When I first came to Bosnia, I expected there to be a great amount of focus and almost promotion of the war as a thing for tourists to learn about while here. But when I saw that there is not such an exhibit, or at least one that focuses on the aspects you would think to be the most important (who did what, where things took place), I was surprised. But after talking with people I saw that they feel like they can only say certain things since they want to get embroiled in the politics. And so I saw a reason for the hodgepodge. It isn’t the ideal setup and people know it, but they do what they can and hope that people can gain from it what they will.
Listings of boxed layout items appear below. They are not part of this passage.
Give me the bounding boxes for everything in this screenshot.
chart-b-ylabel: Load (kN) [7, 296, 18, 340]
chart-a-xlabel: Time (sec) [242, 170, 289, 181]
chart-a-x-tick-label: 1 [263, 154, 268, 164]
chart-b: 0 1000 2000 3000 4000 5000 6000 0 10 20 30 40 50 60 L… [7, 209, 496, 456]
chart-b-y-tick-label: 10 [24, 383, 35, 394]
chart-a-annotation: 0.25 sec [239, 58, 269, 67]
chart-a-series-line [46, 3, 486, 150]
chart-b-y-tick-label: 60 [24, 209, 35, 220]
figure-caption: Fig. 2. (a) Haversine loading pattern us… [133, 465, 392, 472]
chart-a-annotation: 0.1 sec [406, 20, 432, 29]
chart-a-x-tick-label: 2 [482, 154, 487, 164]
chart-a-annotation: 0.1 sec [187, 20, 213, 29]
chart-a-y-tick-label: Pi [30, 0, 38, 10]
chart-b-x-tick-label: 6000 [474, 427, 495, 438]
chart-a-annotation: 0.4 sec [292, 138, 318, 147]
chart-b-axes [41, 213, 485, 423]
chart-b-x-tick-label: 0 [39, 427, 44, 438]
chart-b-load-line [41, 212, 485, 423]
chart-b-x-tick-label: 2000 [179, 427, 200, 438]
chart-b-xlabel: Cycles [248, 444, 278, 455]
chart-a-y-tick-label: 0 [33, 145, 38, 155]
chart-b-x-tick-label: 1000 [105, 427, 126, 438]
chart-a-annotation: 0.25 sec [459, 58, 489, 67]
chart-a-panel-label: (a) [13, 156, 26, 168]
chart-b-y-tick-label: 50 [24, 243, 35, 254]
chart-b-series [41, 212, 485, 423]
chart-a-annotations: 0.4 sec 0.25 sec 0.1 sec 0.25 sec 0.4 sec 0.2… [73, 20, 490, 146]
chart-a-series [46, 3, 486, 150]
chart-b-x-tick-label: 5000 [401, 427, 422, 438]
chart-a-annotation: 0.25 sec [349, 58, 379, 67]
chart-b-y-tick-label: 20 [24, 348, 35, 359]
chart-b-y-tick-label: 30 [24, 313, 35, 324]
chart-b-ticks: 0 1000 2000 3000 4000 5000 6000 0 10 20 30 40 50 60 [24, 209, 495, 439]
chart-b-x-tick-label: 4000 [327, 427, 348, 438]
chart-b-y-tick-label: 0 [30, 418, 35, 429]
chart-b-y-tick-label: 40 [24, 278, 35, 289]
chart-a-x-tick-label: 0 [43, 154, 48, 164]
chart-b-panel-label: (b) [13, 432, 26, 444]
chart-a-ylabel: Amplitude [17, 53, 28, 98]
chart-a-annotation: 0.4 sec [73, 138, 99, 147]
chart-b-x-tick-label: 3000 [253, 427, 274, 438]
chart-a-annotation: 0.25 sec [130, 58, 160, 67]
Like a smattering of animals at a bus station in Montenegro, I saw that things are in a sort of placeholder mentality. People may want things to get better but there is no single initiative to do so and there is no single vision to guide the improvement needed. But that doesn’t mean that no one is interested in taking that initiative. If anything, I have seen that there are a large number of smaller groups of people at the grassroots level that are very much achieving the change not happening at the top. They focus on their own domains but the overall intent to make a stronger Bosnia is the same.
And so while things may take a while to change, I remain hopeful for this country and accept that sometimes things may simply resemble a rabbit-turtle-deer exhibit at a bus station.